A document co-authored by Swedish online gambling trade association BOS and industry market intelligence firm H2 Capital has urged regulator Spelinspektionen to rethink wagering restrictions designed to counter sports manipulations.
It was submitted to Spelinspektionen as part of the regulator’s stakeholder consultation on safeguarding Swedish sports integrity and protecting Swedish sports from manipulation.
The consultation launch followed the publication of draft Spelinspektionen proposals seeking to prohibit bet-types on individual athlete performance and match events (yellow cards, penalties, violations) – proposals directly contested by BOS.

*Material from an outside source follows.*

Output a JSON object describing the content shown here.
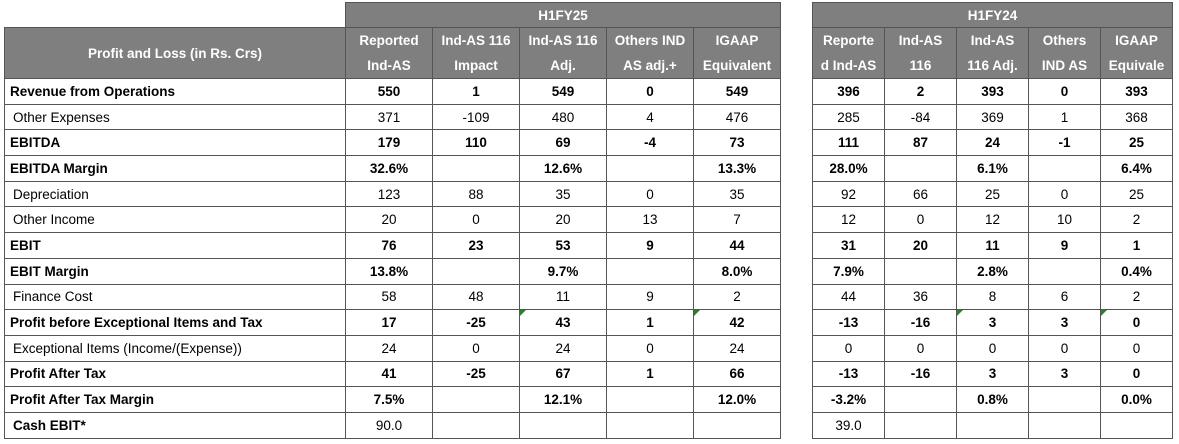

Spelinspektionen has justified the bet-type restrictions as a means of ‘comprehensively ensuring’ that no professional athlete could be influenced to manipulate a sports outcome based on individual performance.
Publishing a 28-page document detailing research and insights by H2 Capital, BOS has refuted this justification as a measure that is counterproductive to building up the strength of the Swedish gambling framework and its channelisation to licensed operators.
“Whilst these restrictions are targeting areas that appear most vulnerable to manipulation, the industry’s concern is that restricting licensed operators from offering wagers on these products will merely shift the wagering offshore where there is no integrity oversight,” said BOS as part of its document outline.
Drawing on H2 Capital analysis and insights, BOS has therefore drawn key conclusions which Spelinspektionen must address as Swedish gambling’s regulatory authority.
It has urged the regulator to undertake a ‘macro-level’ view of regulating Swedish sports wagering, in which the ‘optimal solution in preserving sports integrity’ is led by licensed operators working with specialist integrity associations to monitor potential match-fixing cases.
The ‘regulatory logic’ of bet-type restrictions on licensed operators is questioned, as Spelinspektionen would be stifling its own market binding channelization strategy.
The BOS report added: “Analysis of the impact of these regulations implies a -7.5% decline in onshore GGR and a +30% increase in offshore GGR for commercial online operators. This translates to a -5.9 percentage point decline in the channelling rate to 75% of GGR from commercial operators onshore.”
Representing regulated Swedish incumbents, BOS underlined that although athlete performance wagers remain relatively small, if restricted they could serve as a trigger to promoting unlicensed actors.
Further BOS concerns relate to the wagering restrictions creating an imbalanced legislative framework as the laws formulated will only apply to Spelinspektionen licensing system, thereby making it harder to prosecute actual bad actors in terms of manipulating sports
Should Spelinspektionen continue with its draft proposals, BOS expects the regulatory authority to seek approval and oversight of its provisions by relevant EU authorities.